訓練データに対してはかなり高いスコアだが、テストデータに対してはスコアが悪く、過学習になっているよううだ。

from sklearn.model_selection import train_test_split
from sklearn.metrics import accuracy_score
from sklearn.svm import SVC

# ブンデスリーガデータ読み込み
df = data_catalog.load('features')

# チーム名をダミー変数に変換
df_cat = None
for col in ['HomeTeam', 'AwayTeam']:
    tmp = pd.get_dummies(df[col], prefix=col)
    df_cat = pd.concat([df_cat, tmp], axis=1)
cat_col = df_cat.columns.tolist()
df = pd.concat([df, df_cat], axis=1)

# 勝ち・負け・引き分けをコード値に変換
df['game_result'] = df['game_result'].astype('category')
df['game_result_cd'] = df['game_result'].cat.codes
display(dict(enumerate(df['game_result'].cat.categories)))

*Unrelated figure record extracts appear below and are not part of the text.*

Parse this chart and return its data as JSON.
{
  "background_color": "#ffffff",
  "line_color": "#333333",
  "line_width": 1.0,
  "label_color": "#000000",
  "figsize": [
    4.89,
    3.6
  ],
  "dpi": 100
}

df_train, df_test = train_test_split(df, test_size=0.1, random_state=42)

feature = ['home_Season_score_index_last1',
       'home_Season_score_index_last2', 'home_Season_score_index_last3',
       'home_Season_score_index_last4', 'home_Season_score_index_last5',
       'away_Season_score_index_last1', 'away_Season_score_index_last2',
       'away_Season_score_index_last3', 'away_Season_score_index_last4',
       'away_Season_score_index_last5'] + cat_col
X = df_train[feature]
y = df_train['game_result_cd']
X_test = df_test[feature]
y_test = df_test['game_result_cd']

clf = SVC(gamma='auto')
clf.fit(X, y)

print(f"train accuracy: {accuracy_score(y, clf.predict(X))}")
"""train accuracy: 0.9812636165577342"""
print(f"test accuracy: {accuracy_score(y_test, clf.predict(X_test))}")
"""test accuracy: 0.47581699346405226"""

考察

過去5試合のスコアを偏差値としてモデルに組み込んでみたが劇的な効果は得られなかった。
SVMは計算量の弱点があるようなので、次は決定木系のアプローチを試してみる。